Thanks for sharing your expertise on this. I have a need for a subtly different approach, because I am thinking of fields I may use in solutions I deliver. Solutions intended for common use. For example a journal-date field with a time stamp so there is no need to parse the "pretty title", or a tool that displays "descriptions" when they exist in a verbose mode. 

I can keep this all in my wikis, but I would like to share my work to save others time.

So the OT was can I pollute the fieldname space, You said yes, and I should consider moving some capabilities away from tags and fields is appropriate.

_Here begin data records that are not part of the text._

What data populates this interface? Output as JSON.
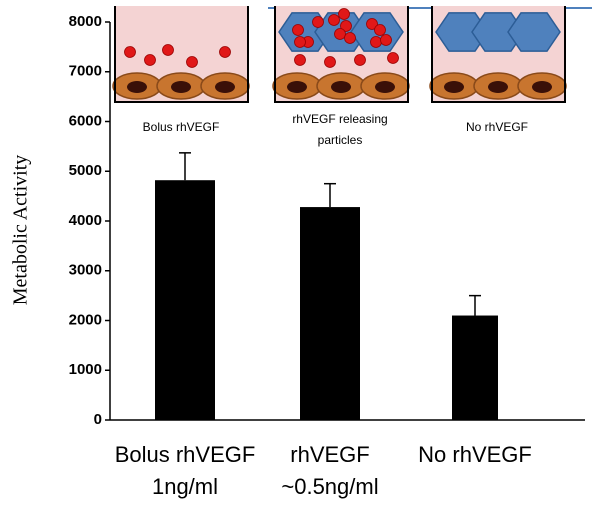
{
  "chart_data": {
    "type": "bar",
    "y_label": "Metabolic Activity",
    "categories": [
      [
        "Bolus rhVEGF",
        "1ng/ml"
      ],
      [
        "rhVEGF",
        "~0.5ng/ml"
      ],
      [
        "No rhVEGF"
      ]
    ],
    "values": [
      4820,
      4280,
      2100
    ],
    "errors": [
      550,
      470,
      400
    ],
    "color": "#000000",
    "ylim": [
      0,
      8000
    ],
    "yticks": [
      0,
      1000,
      2000,
      3000,
      4000,
      5000,
      6000,
      7000,
      8000
    ],
    "annotations": [
      [
        "Bolus rhVEGF"
      ],
      [
        "rhVEGF releasing",
        "particles"
      ],
      [
        "No rhVEGF"
      ]
    ]
  }
}
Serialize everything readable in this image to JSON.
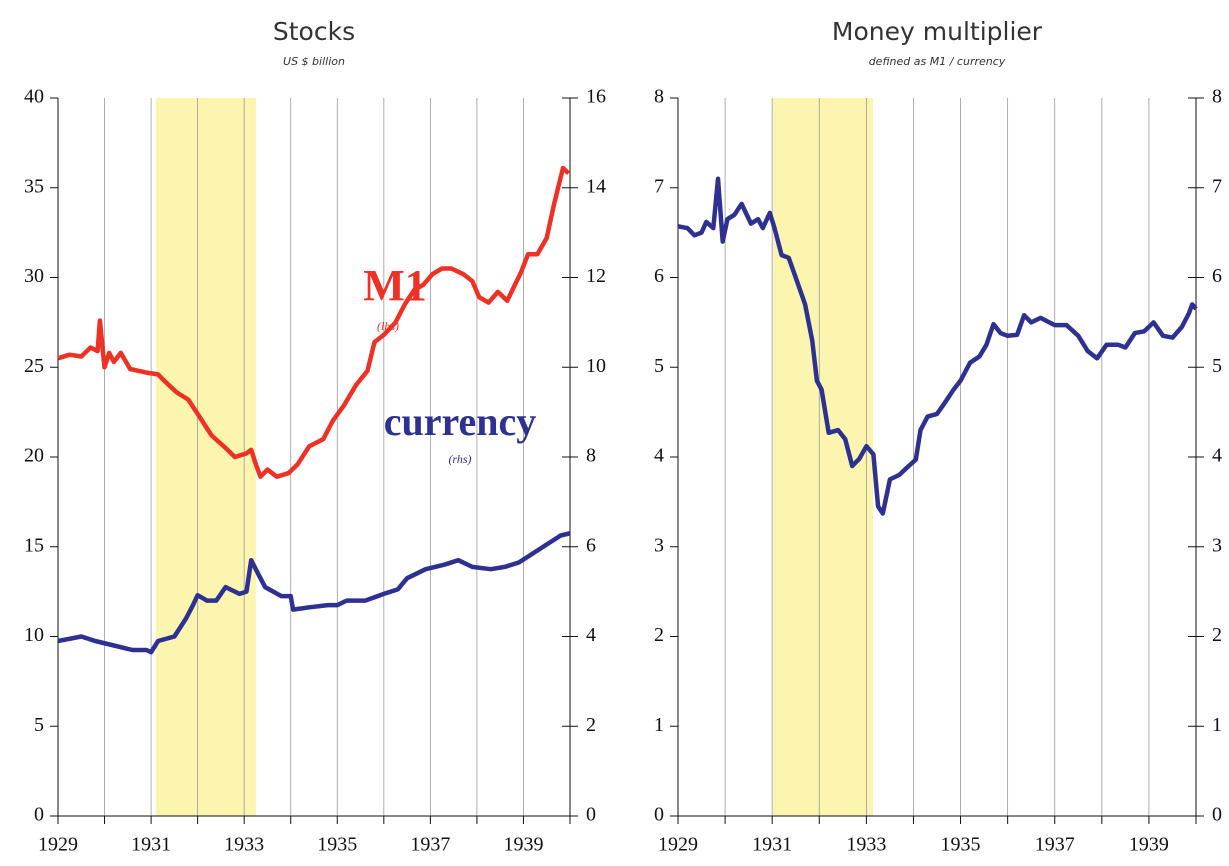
{
  "chart_data": [
    {
      "type": "line",
      "title": "Stocks",
      "subtitle": "US $ billion",
      "xlim": [
        1929,
        1940
      ],
      "xticks": [
        1929,
        1931,
        1933,
        1935,
        1937,
        1939
      ],
      "xminorticks": [
        1930,
        1932,
        1934,
        1936,
        1938,
        1940
      ],
      "ylim": [
        0,
        40
      ],
      "yticks": [
        0,
        5,
        10,
        15,
        20,
        25,
        30,
        35,
        40
      ],
      "y2lim": [
        0,
        16
      ],
      "y2ticks": [
        0,
        2,
        4,
        6,
        8,
        10,
        12,
        14,
        16
      ],
      "grid": true,
      "shade": {
        "xmin": 1931.1,
        "xmax": 1933.25,
        "color": "#fbf5b0"
      },
      "series": [
        {
          "name": "M1",
          "color": "#ee3124",
          "axis": "y",
          "note": "(lhs)",
          "x": [
            1929,
            1929.25,
            1929.5,
            1929.7,
            1929.85,
            1929.9,
            1930.0,
            1930.1,
            1930.2,
            1930.35,
            1930.55,
            1930.9,
            1931.15,
            1931.3,
            1931.55,
            1931.8,
            1932.05,
            1932.3,
            1932.6,
            1932.8,
            1933.05,
            1933.15,
            1933.25,
            1933.35,
            1933.5,
            1933.7,
            1933.95,
            1934.15,
            1934.4,
            1934.7,
            1934.9,
            1935.15,
            1935.4,
            1935.65,
            1935.8,
            1936.0,
            1936.25,
            1936.45,
            1936.65,
            1936.85,
            1937.05,
            1937.25,
            1937.45,
            1937.7,
            1937.9,
            1938.05,
            1938.25,
            1938.45,
            1938.65,
            1938.8,
            1938.95,
            1939.1,
            1939.3,
            1939.5,
            1939.65,
            1939.85,
            1939.97
          ],
          "values": [
            25.5,
            25.7,
            25.6,
            26.1,
            25.9,
            27.6,
            25.0,
            25.8,
            25.3,
            25.8,
            24.9,
            24.7,
            24.6,
            24.2,
            23.6,
            23.2,
            22.2,
            21.2,
            20.5,
            20.0,
            20.2,
            20.4,
            19.6,
            18.9,
            19.3,
            18.9,
            19.1,
            19.6,
            20.6,
            21.0,
            22.0,
            22.9,
            24.0,
            24.8,
            26.4,
            26.8,
            27.5,
            28.5,
            29.3,
            29.6,
            30.2,
            30.5,
            30.5,
            30.2,
            29.8,
            28.9,
            28.6,
            29.2,
            28.7,
            29.5,
            30.3,
            31.3,
            31.3,
            32.2,
            34.0,
            36.1,
            35.8
          ]
        },
        {
          "name": "currency",
          "color": "#2e3192",
          "axis": "y2",
          "note": "(rhs)",
          "x": [
            1929,
            1929.5,
            1929.8,
            1930.2,
            1930.6,
            1930.9,
            1931.0,
            1931.15,
            1931.5,
            1931.75,
            1931.9,
            1932.0,
            1932.2,
            1932.4,
            1932.6,
            1932.9,
            1933.05,
            1933.15,
            1933.3,
            1933.45,
            1933.8,
            1934.0,
            1934.05,
            1934.4,
            1934.8,
            1935.0,
            1935.2,
            1935.6,
            1936.0,
            1936.3,
            1936.5,
            1936.9,
            1937.3,
            1937.6,
            1937.9,
            1938.3,
            1938.6,
            1938.9,
            1939.2,
            1939.5,
            1939.8,
            1940.0
          ],
          "values": [
            3.9,
            4.0,
            3.9,
            3.8,
            3.7,
            3.7,
            3.65,
            3.9,
            4.0,
            4.4,
            4.7,
            4.92,
            4.8,
            4.8,
            5.1,
            4.95,
            5.0,
            5.7,
            5.4,
            5.1,
            4.9,
            4.9,
            4.6,
            4.65,
            4.7,
            4.7,
            4.8,
            4.8,
            4.95,
            5.05,
            5.3,
            5.5,
            5.6,
            5.7,
            5.55,
            5.5,
            5.55,
            5.65,
            5.85,
            6.05,
            6.25,
            6.3
          ]
        }
      ]
    },
    {
      "type": "line",
      "title": "Money multiplier",
      "subtitle": "defined as M1 / currency",
      "xlim": [
        1929,
        1940
      ],
      "xticks": [
        1929,
        1931,
        1933,
        1935,
        1937,
        1939
      ],
      "xminorticks": [
        1930,
        1932,
        1934,
        1936,
        1938,
        1940
      ],
      "ylim": [
        0,
        8
      ],
      "yticks": [
        0,
        1,
        2,
        3,
        4,
        5,
        6,
        7,
        8
      ],
      "y2lim": [
        0,
        8
      ],
      "y2ticks": [
        0,
        1,
        2,
        3,
        4,
        5,
        6,
        7,
        8
      ],
      "grid": true,
      "shade": {
        "xmin": 1931.02,
        "xmax": 1933.14,
        "color": "#fbf5b0"
      },
      "series": [
        {
          "color": "#2e3192",
          "axis": "y",
          "x": [
            1929,
            1929.2,
            1929.35,
            1929.5,
            1929.6,
            1929.75,
            1929.85,
            1929.95,
            1930.05,
            1930.2,
            1930.35,
            1930.55,
            1930.7,
            1930.8,
            1930.95,
            1931.05,
            1931.2,
            1931.35,
            1931.5,
            1931.7,
            1931.85,
            1931.95,
            1932.05,
            1932.2,
            1932.4,
            1932.55,
            1932.7,
            1932.85,
            1933.0,
            1933.15,
            1933.25,
            1933.35,
            1933.5,
            1933.7,
            1933.9,
            1934.05,
            1934.15,
            1934.3,
            1934.5,
            1934.7,
            1934.85,
            1935.0,
            1935.2,
            1935.4,
            1935.55,
            1935.7,
            1935.85,
            1936.0,
            1936.2,
            1936.35,
            1936.5,
            1936.7,
            1937.0,
            1937.25,
            1937.5,
            1937.7,
            1937.9,
            1938.1,
            1938.35,
            1938.5,
            1938.7,
            1938.9,
            1939.1,
            1939.3,
            1939.5,
            1939.7,
            1939.85,
            1939.92,
            1940.0
          ],
          "values": [
            6.57,
            6.55,
            6.47,
            6.5,
            6.62,
            6.55,
            7.1,
            6.4,
            6.65,
            6.7,
            6.82,
            6.6,
            6.65,
            6.55,
            6.72,
            6.55,
            6.25,
            6.22,
            6.0,
            5.7,
            5.3,
            4.85,
            4.75,
            4.27,
            4.3,
            4.2,
            3.9,
            3.98,
            4.12,
            4.03,
            3.45,
            3.37,
            3.75,
            3.8,
            3.9,
            3.97,
            4.3,
            4.45,
            4.48,
            4.63,
            4.75,
            4.85,
            5.05,
            5.12,
            5.25,
            5.48,
            5.38,
            5.35,
            5.36,
            5.58,
            5.5,
            5.55,
            5.47,
            5.47,
            5.35,
            5.18,
            5.1,
            5.25,
            5.25,
            5.22,
            5.38,
            5.4,
            5.5,
            5.35,
            5.33,
            5.45,
            5.6,
            5.7,
            5.65
          ]
        }
      ]
    }
  ]
}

Here is what has led me to this whole question;
I have built a development environment that allows me to define and handle objects and fields, I have simplified this with a seperate set of reusable field types, and they respond to a different modes the wiki is in. I now have a library of field and field type definitions for a lot of common fields, from email addresses to reference links and source urls. I have secured the meaning of these fields by using them on tiddlers only with an object-type field but they are freely available to use anywhere and come with their own display/report/table and editing tools, including special modes such as given a year number how many years old is it.

It in this open source shared environment I would like to build the resources to make better use of fields for every one.

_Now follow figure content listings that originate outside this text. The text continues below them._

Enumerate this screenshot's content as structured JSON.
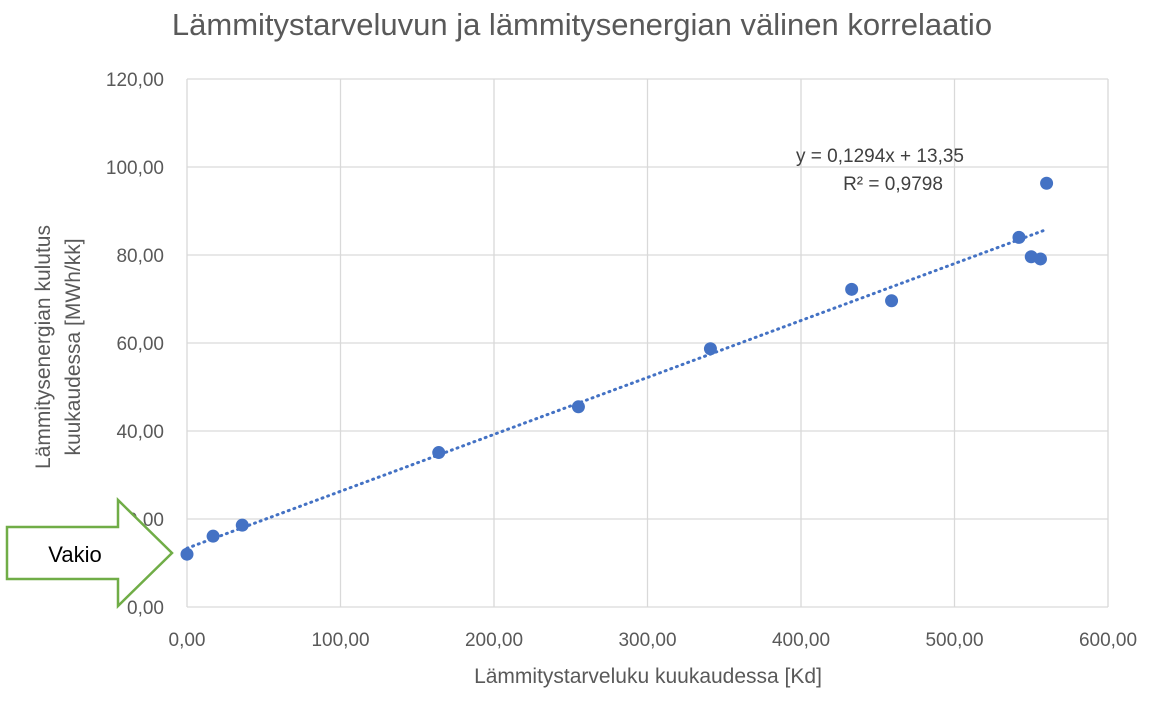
{
  "chart_data": {
    "type": "scatter",
    "title": "Lämmitystarveluvun ja lämmitysenergian välinen korrelaatio",
    "xlabel": "Lämmitystarveluku kuukaudessa [Kd]",
    "ylabel_lines": [
      "Lämmitysenergian kulutus",
      "kuukaudessa [MWh/kk]"
    ],
    "xlim": [
      0,
      600
    ],
    "ylim": [
      0,
      120
    ],
    "x_ticks": [
      0,
      100,
      200,
      300,
      400,
      500,
      600
    ],
    "y_ticks": [
      0,
      20,
      40,
      60,
      80,
      100,
      120
    ],
    "x_tick_labels": [
      "0,00",
      "100,00",
      "200,00",
      "300,00",
      "400,00",
      "500,00",
      "600,00"
    ],
    "y_tick_labels": [
      "0,00",
      "20,00",
      "40,00",
      "60,00",
      "80,00",
      "100,00",
      "120,00"
    ],
    "grid": true,
    "legend": "none",
    "series": [
      {
        "color": "#4472c4",
        "points": [
          {
            "x": 0,
            "y": 12.0
          },
          {
            "x": 17,
            "y": 16.1
          },
          {
            "x": 36,
            "y": 18.6
          },
          {
            "x": 164,
            "y": 35.1
          },
          {
            "x": 255,
            "y": 45.5
          },
          {
            "x": 341,
            "y": 58.7
          },
          {
            "x": 433,
            "y": 72.2
          },
          {
            "x": 459,
            "y": 69.6
          },
          {
            "x": 542,
            "y": 84.0
          },
          {
            "x": 550,
            "y": 79.6
          },
          {
            "x": 556,
            "y": 79.1
          },
          {
            "x": 560,
            "y": 96.3
          }
        ]
      }
    ],
    "trendline": {
      "type": "linear",
      "slope": 0.1294,
      "intercept": 13.35,
      "x_range": [
        0,
        560
      ],
      "style": "dotted",
      "color": "#4472c4",
      "equation_label": "y = 0,1294x + 13,35",
      "r2_label": "R² = 0,9798"
    },
    "annotation": {
      "text": "Vakio",
      "shape": "right-arrow",
      "outline_color": "#70ad47",
      "points_to": {
        "x": 0,
        "y": 13.35
      }
    }
  }
}
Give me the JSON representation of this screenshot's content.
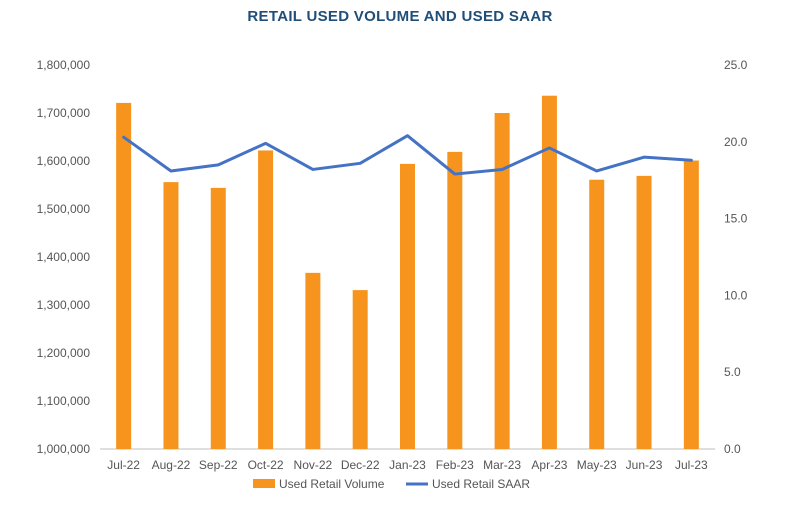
{
  "chart_data": {
    "type": "bar",
    "title": "RETAIL USED VOLUME AND USED SAAR",
    "categories": [
      "Jul-22",
      "Aug-22",
      "Sep-22",
      "Oct-22",
      "Nov-22",
      "Dec-22",
      "Jan-23",
      "Feb-23",
      "Mar-23",
      "Apr-23",
      "May-23",
      "Jun-23",
      "Jul-23"
    ],
    "series": [
      {
        "name": "Used Retail Volume",
        "type": "bar",
        "axis": "left",
        "color": "#F7941D",
        "values": [
          1721000,
          1556000,
          1544000,
          1622000,
          1367000,
          1331000,
          1594000,
          1619000,
          1700000,
          1736000,
          1561000,
          1569000,
          1601000
        ]
      },
      {
        "name": "Used Retail SAAR",
        "type": "line",
        "axis": "right",
        "color": "#4472C4",
        "values": [
          20.3,
          18.1,
          18.5,
          19.9,
          18.2,
          18.6,
          20.4,
          17.9,
          18.2,
          19.6,
          18.1,
          19.0,
          18.8
        ]
      }
    ],
    "y_left": {
      "ylim": [
        1000000,
        1800000
      ],
      "ticks": [
        1000000,
        1100000,
        1200000,
        1300000,
        1400000,
        1500000,
        1600000,
        1700000,
        1800000
      ],
      "tick_labels": [
        "1,000,000",
        "1,100,000",
        "1,200,000",
        "1,300,000",
        "1,400,000",
        "1,500,000",
        "1,600,000",
        "1,700,000",
        "1,800,000"
      ]
    },
    "y_right": {
      "ylim": [
        0,
        25
      ],
      "ticks": [
        0,
        5,
        10,
        15,
        20,
        25
      ],
      "tick_labels": [
        "0.0",
        "5.0",
        "10.0",
        "15.0",
        "20.0",
        "25.0"
      ]
    },
    "grid": false,
    "legend_position": "bottom",
    "colors": {
      "title": "#1F4E79",
      "axis_line": "#BFBFBF",
      "tick_text": "#595959"
    }
  }
}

If installed on an empty.html they should give plain and simple fieldnames with meaning by their name and not cluttered with prefixes or suffixes. I believe this should not cause conflicts with plugins and if one field did you can redefine it, create a new one.

Another example is on $:/config/tiddlers I can add a field called config-values containing the possible values including a filter then build a solutions that works on all config tiddlers, buttons, selects and opening the tiddler itself. It would be a defacto standard for me and anyone that uses it, but it would not make sense to add .psat, especially to the values.

My feeling is if field names are well chosen, there will be few overlaps, as long as their use is scoped eg; on tiddlers with $:/config/ prefix the config-values may exist. If authors could register what the names of the fields are and what kind of content they hold others can view the registry and decide their own or to reuse a name. eg; a Keywords field, would presumably hold only words not tiddler titles?, a system-caption would be an alternate name for a system tiddler like a caption that will appear in standard search such as  link to 

$:/Manager would be named "Tiddler Manager" in search results.


These solutions almost depend on using the appropriately named fields.